Anthony Joshua and Andy Ruiz Jr will see their bank balances swell after their rematch this weekend.
The heavyweights will rake in millions – but Joshua will earn almost six times as much as the champion.
Joshua will earn the biggest pay cheque in British boxing history – £46million – with Ruiz Jr earning around £7.5m.
The Brit’s purse is more than double the £20m Ricky Hatton earned for fighting Floyd Mayweather in 2007.
Win or lose, Joshua will take his career earnings over the £100m mark.
His huge pay day is in part thanks to Saudi Arabia paying a staggering £33m to host the fight after making an 11th-hour bid to snatch the rematch from Cardiff.
The fight will also cost fans in the UK £24.95 after Sky Sports hiked the price of the pay-per-view.

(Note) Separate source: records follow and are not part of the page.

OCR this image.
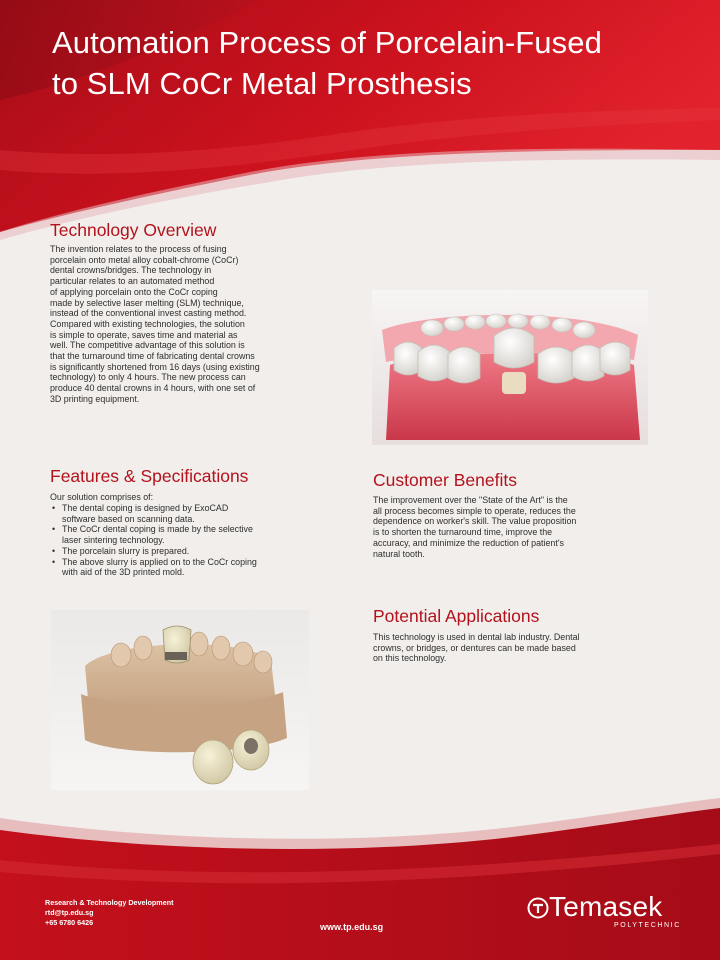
Automation Process of Porcelain-Fused
to SLM CoCr Metal Prosthesis
Technology Overview

The invention relates to the process of fusing
porcelain onto metal alloy cobalt-chrome (CoCr)
dental crowns/bridges. The technology in
particular relates to an automated method
of applying porcelain onto the CoCr coping
made by selective laser melting (SLM) technique,
instead of the conventional invest casting method.
Compared with existing technologies, the solution
is simple to operate, saves time and material as
well. The competitive advantage of this solution is
that the turnaround time of fabricating dental crowns
is significantly shortened from 16 days (using existing
technology) to only 4 hours. The new process can
produce 40 dental crowns in 4 hours, with one set of
3D printing equipment.

Features & Specifications

Our solution comprises of:

• The dental coping is designed by ExoCAD
software based on scanning data.
• The CoCr dental coping is made by the selective
laser sintering technology.
• The porcelain slurry is prepared.
• The above slurry is applied on to the CoCr coping
with aid of the 3D printed mold.
Customer Benefits

The improvement over the "State of the Art" is the
all process becomes simple to operate, reduces the
dependence on worker's skill. The value proposition
is to shorten the turnaround time, improve the
accuracy, and minimize the reduction of patient's
natural tooth.

Potential Applications

This technology is used in dental lab industry. Dental
crowns, or bridges, or dentures can be made based
on this technology.

Research & Technology Development
rtd@tp.edu.sg
+65 6780 6426	www.tp.edu.sg
Temasek
POLYTECHNIC
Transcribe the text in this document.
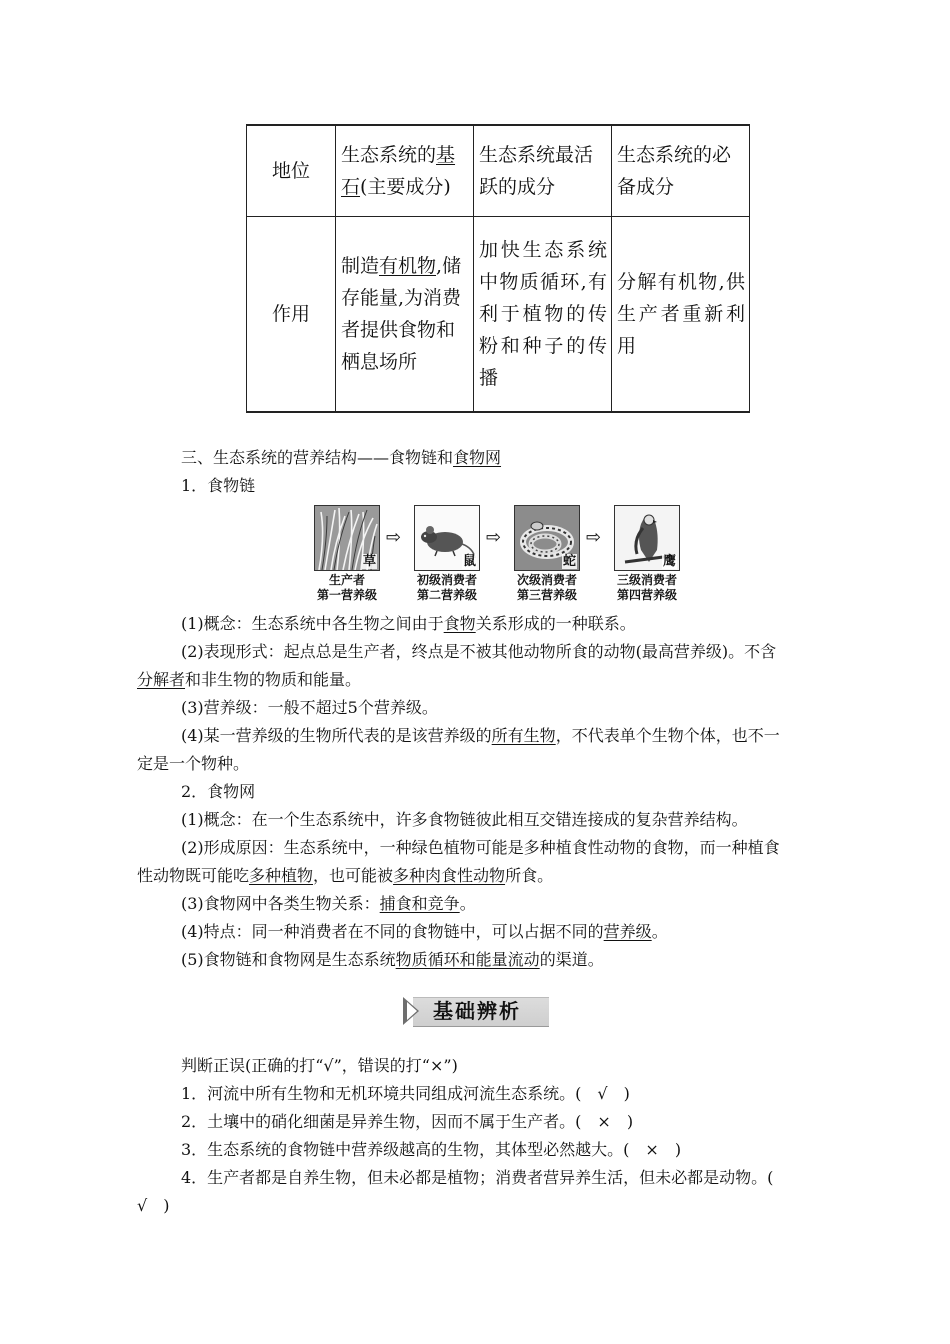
地位	生态系统的基石(主要成分)	生态系统最活跃的成分	生态系统的必备成分
作用	制造有机物,储存能量,为消费者提供食物和栖息场所	加快生态系统中物质循环,有利于植物的传粉和种子的传播	分解有机物,供生产者重新利用
三、生态系统的营养结构——食物链和食物网
1．食物链
草
⇨
鼠
⇨
蛇
⇨
鹰
生产者
第一营养级
初级消费者
第二营养级
次级消费者
第三营养级
三级消费者
第四营养级
(1)概念：生态系统中各生物之间由于食物关系形成的一种联系。
(2)表现形式：起点总是生产者，终点是不被其他动物所食的动物(最高营养级)。不含
分解者和非生物的物质和能量。
(3)营养级：一般不超过5个营养级。
(4)某一营养级的生物所代表的是该营养级的所有生物，不代表单个生物个体，也不一
定是一个物种。
2．食物网
(1)概念：在一个生态系统中，许多食物链彼此相互交错连接成的复杂营养结构。
(2)形成原因：生态系统中，一种绿色植物可能是多种植食性动物的食物，而一种植食
性动物既可能吃多种植物，也可能被多种肉食性动物所食。
(3)食物网中各类生物关系：捕食和竞争。
(4)特点：同一种消费者在不同的食物链中，可以占据不同的营养级。
(5)食物链和食物网是生态系统物质循环和能量流动的渠道。
基础辨析
判断正误(正确的打“√”，错误的打“×”)
1．河流中所有生物和无机环境共同组成河流生态系统。(　√　)
2．土壤中的硝化细菌是异养生物，因而不属于生产者。(　×　)
3．生态系统的食物链中营养级越高的生物，其体型必然越大。(　×　)
4．生产者都是自养生物，但未必都是植物；消费者营异养生活，但未必都是动物。(
√　)
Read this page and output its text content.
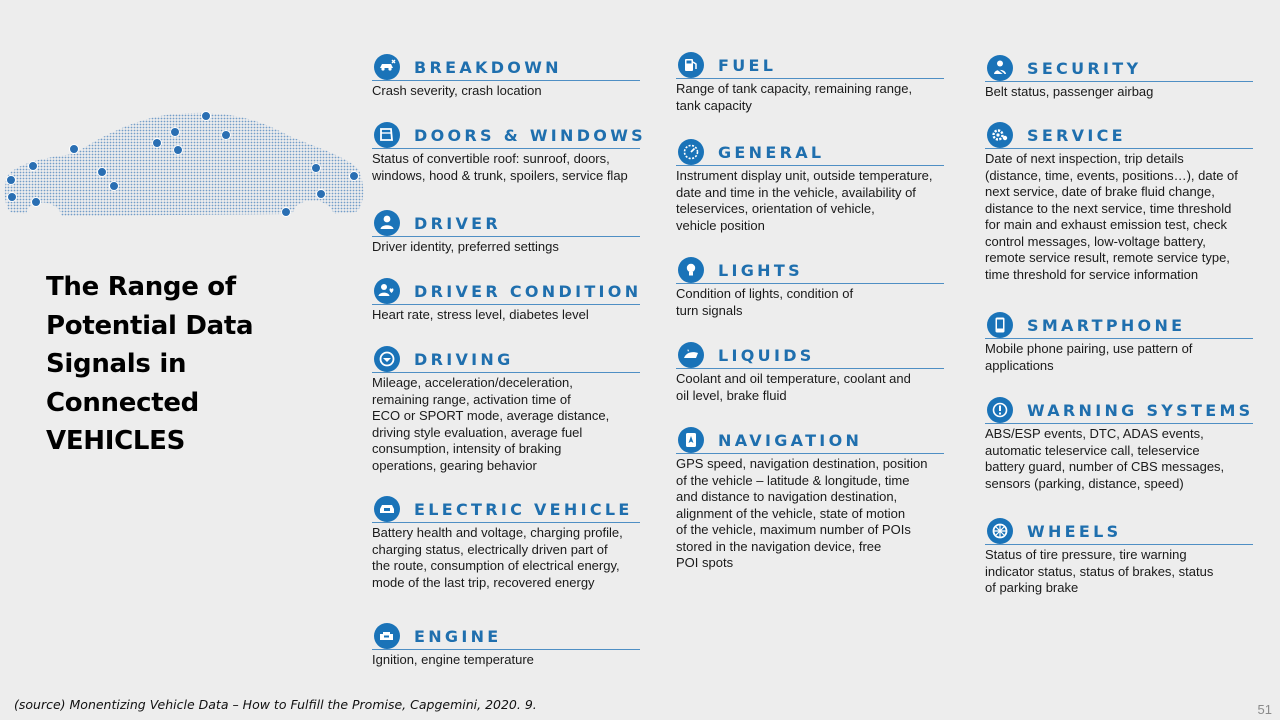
The Range of
Potential Data
Signals in
Connected
VEHICLES
BREAKDOWN
Crash severity, crash location
DOORS & WINDOWS
Status of convertible roof: sunroof, doors,
windows, hood & trunk, spoilers, service flap
DRIVER
Driver identity, preferred settings
DRIVER CONDITION
Heart rate, stress level, diabetes level
DRIVING
Mileage, acceleration/deceleration,
remaining range, activation time of
ECO or SPORT mode, average distance,
driving style evaluation, average fuel
consumption, intensity of braking
operations, gearing behavior
ELECTRIC VEHICLE
Battery health and voltage, charging profile,
charging status, electrically driven part of
the route, consumption of electrical energy,
mode of the last trip, recovered energy
ENGINE
Ignition, engine temperature
FUEL
Range of tank capacity, remaining range,
tank capacity
GENERAL
Instrument display unit, outside temperature,
date and time in the vehicle, availability of
teleservices, orientation of vehicle,
vehicle position
LIGHTS
Condition of lights, condition of
turn signals
LIQUIDS
Coolant and oil temperature, coolant and
oil level, brake fluid
NAVIGATION
GPS speed, navigation destination, position
of the vehicle – latitude & longitude, time
and distance to navigation destination,
alignment of the vehicle, state of motion
of the vehicle, maximum number of POIs
stored in the navigation device, free
POI spots
SECURITY
Belt status, passenger airbag
SERVICE
Date of next inspection, trip details
(distance, time, events, positions…), date of
next service, date of brake fluid change,
distance to the next service, time threshold
for main and exhaust emission test, check
control messages, low-voltage battery,
remote service result, remote service type,
time threshold for service information
SMARTPHONE
Mobile phone pairing, use pattern of
applications
WARNING SYSTEMS
ABS/ESP events, DTC, ADAS events,
automatic teleservice call, teleservice
battery guard, number of CBS messages,
sensors (parking, distance, speed)
WHEELS
Status of tire pressure, tire warning
indicator status, status of brakes, status
of parking brake
(source) Monentizing Vehicle Data – How to Fulfill the Promise, Capgemini, 2020. 9.	51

But the promotion in has been criticised in light of the Kingdom’s human rights violations, including the assassination of journalist Jamal Khashoggi in the Saudi Embassy in Istanbul in October 2018.
In an interview with the BBC, Joshua said that as a heavyweight contender it was his duty to expand the sport into new markets, just as the likes of Muhammad Ali and George Foreman had done before.
The famous ‘Rumble in the Jungle’ in Kinshasa in 1974 was staged in a stadium containing torture cells, and in which opponents of the ruling Mobutu regime had been routinely lined up and shot.
Joshua said: “I just came here for the boxing opportunity. I feel like taking boxing global is what a world champion or challenger should be doing. You fight around the world.
“I try and bring positivity and light where ever I go. I just feel I’ve got a fight to focus on – for the future maybe I can bear a different kind of flag, but at the minute it’s the world championship flag I’m trying to bear.”
In a statement earlier this week, Amnesty international called on Joshua to educate himself about the issues in the Kingdom, which executed 149 people last year – many of them publicly – ranking third behind only China and Iran.
Joshua’s promoter Eddie Hearn also launched an impassioned defence of the move, suggesting it would have been a dereliction of his duty to overlook the enormous sums of money being offered to his fighter.
Hearn went on to claim Saudi Arabia, which has also recently hosted fights involving Britons Amir Khan, Callum Smith and George Groves, would become a regular venue for big fights in light of its unbeatable financial muscle.
“My only focus is on the boxing,” added Joshua.
“It’s just me coming from Watford and being told I’m fighting in Saudi Arabia. It’s like, ‘all right, let’s rock and roll’. We looked at different venues, but this was the one.”